Saptharishishwarar Temple is a Hindu temple dedicated to the deity Shiva, located at Lalgudi in Tiruchirapalli district, Tamil Nadu, India.

Vaippu Sthalam
It is one of the shrines of the Vaippu Sthalams sung by Tamil Saivite Nayanar Appar. This place is also known as Thavathurai. In Thandakam this place is mentioned as Eluvar Thavathurai. As per Hindu legend, the seven stars or the Saptarishi are believed to have worshipped the presiding deity of the temple after which the temple came to be known as Saptharishishwarar.

Presiding deity
The presiding deity in the garbhagriha, represented by the lingam, is known as Saptharishishwarar. The Goddess is known as Mahasampath Gowri and Periyanayaki. The lingam is having some cracks on it.

Specialities
Shiva sculpture is found with Khaṭvāṅga in this temple, Ekambaranathar Temple and Valisvarar Temple.  The Saptarishi such as Vasishtha, Atri, Bhrigu, Pulathiyar, Gowthamar, Angirasa and Marichi worshipped the presiding deity of the temple.

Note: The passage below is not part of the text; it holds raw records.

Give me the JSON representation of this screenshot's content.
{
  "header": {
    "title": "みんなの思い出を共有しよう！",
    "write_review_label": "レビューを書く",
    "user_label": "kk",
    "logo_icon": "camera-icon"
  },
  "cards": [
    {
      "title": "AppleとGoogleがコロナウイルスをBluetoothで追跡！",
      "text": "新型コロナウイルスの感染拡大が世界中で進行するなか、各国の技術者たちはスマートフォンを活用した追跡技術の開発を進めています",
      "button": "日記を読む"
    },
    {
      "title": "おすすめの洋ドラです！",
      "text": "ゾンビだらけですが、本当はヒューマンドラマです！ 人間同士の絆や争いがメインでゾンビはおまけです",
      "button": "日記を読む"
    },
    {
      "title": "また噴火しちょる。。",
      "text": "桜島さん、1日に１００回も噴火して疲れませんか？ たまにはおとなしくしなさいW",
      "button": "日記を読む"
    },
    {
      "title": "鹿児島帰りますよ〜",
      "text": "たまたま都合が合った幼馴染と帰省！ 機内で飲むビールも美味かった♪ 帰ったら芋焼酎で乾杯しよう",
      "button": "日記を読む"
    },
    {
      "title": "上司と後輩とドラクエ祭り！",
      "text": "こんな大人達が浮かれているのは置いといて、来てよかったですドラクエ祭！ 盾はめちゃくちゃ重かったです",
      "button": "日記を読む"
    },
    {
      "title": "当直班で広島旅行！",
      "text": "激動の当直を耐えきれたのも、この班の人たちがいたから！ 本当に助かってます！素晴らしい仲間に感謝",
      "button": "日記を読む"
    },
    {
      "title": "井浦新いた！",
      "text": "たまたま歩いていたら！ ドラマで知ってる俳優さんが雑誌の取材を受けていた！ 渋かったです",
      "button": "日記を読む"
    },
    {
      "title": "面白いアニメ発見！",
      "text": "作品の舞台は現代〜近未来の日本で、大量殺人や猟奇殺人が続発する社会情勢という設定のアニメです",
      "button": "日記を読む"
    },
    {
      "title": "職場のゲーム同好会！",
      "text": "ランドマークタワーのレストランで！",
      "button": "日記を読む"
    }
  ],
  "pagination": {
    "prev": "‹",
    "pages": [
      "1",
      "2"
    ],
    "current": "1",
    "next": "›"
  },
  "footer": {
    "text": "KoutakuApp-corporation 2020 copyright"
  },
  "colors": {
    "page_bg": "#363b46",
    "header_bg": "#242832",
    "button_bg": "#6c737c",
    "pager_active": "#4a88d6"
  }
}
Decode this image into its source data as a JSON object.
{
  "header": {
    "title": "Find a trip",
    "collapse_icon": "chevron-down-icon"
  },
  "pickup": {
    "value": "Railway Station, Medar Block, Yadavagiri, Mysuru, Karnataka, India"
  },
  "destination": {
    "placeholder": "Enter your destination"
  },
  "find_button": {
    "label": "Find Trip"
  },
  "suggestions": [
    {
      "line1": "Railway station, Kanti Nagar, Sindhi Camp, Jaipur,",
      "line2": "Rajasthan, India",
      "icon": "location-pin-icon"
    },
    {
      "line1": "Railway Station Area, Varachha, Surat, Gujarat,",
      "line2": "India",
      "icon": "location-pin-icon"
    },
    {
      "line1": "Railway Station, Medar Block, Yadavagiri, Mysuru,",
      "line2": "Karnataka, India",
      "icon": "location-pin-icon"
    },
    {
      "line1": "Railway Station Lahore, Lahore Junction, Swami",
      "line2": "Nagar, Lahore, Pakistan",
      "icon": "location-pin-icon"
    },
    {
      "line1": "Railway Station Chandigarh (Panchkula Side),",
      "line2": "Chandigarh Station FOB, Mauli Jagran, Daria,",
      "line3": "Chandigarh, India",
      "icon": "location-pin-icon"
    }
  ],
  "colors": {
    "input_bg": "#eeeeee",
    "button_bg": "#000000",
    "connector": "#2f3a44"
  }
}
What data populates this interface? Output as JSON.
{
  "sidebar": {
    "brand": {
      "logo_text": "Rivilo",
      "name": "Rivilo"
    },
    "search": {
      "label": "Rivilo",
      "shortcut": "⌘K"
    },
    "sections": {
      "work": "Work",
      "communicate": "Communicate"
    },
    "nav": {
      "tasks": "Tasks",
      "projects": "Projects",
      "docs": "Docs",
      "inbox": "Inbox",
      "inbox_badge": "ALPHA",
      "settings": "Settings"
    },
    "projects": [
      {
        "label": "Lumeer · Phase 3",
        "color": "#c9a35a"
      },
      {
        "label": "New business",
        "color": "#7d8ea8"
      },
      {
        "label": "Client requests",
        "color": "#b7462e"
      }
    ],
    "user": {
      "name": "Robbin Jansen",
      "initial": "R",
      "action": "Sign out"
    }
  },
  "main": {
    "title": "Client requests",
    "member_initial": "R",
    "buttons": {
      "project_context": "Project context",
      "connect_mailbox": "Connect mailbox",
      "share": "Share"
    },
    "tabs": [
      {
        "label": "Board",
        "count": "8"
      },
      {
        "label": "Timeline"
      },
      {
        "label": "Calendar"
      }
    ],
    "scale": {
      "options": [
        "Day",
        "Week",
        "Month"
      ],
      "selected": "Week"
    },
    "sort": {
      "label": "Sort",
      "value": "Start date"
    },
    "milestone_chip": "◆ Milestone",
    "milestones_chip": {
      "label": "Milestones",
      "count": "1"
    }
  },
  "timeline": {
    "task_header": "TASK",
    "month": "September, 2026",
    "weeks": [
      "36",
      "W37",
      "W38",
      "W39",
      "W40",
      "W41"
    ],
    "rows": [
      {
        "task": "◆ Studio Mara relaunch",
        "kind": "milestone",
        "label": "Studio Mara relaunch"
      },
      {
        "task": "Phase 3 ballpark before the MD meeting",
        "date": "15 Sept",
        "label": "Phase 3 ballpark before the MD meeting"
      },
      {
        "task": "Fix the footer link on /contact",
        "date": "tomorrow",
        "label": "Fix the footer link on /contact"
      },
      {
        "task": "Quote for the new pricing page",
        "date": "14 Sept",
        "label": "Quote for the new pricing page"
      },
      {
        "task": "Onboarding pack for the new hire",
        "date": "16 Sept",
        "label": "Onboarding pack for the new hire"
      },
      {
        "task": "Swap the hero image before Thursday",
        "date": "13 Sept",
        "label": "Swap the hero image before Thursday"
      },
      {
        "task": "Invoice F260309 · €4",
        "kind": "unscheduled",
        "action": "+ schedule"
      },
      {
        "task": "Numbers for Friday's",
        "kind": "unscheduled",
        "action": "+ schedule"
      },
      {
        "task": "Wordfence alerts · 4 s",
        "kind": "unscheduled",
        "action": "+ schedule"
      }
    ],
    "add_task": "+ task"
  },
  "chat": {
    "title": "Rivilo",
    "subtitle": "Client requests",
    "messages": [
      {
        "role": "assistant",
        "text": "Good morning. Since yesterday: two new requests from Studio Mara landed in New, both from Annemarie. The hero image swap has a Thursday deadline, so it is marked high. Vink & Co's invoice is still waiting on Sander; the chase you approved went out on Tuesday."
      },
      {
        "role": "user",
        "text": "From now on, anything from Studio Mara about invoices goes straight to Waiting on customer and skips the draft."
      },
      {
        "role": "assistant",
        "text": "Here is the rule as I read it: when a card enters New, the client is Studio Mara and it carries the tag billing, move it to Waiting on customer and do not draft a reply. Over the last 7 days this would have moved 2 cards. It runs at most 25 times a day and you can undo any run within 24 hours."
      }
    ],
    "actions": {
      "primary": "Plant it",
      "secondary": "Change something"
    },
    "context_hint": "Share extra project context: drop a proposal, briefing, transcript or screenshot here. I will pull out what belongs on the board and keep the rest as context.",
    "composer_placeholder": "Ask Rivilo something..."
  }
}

Their sculptures are found in this temple. This place is also sung in Thiruppugazh. Inscriptions with Thiruppugazh songs are found, next to the shrine of Vinayaka. Tyagaraja came here and sung five kirtanas. They are found in the inscriptions. Paraitthurai, Thenpalaithurai, Thavathurai, Mayiladuthurai, Kadambandurai, and Avaduthurai are the places where Shiva is residing and should be worshipped by one and all. Among them this place is also found.

Festivals
Sivarathri, Karthikai and Margazhi Tiruvathirai are held in this temple.

Location
The temple is located at Lalgudi, very near to Trichy. After crossing the railway line in Lalgudi in the bus route, the temple can be reached at a distance of 2 k.m.  It is opened for worship from 6.00 to 11.30 a.m. and 4.00 to 9.00 p.m.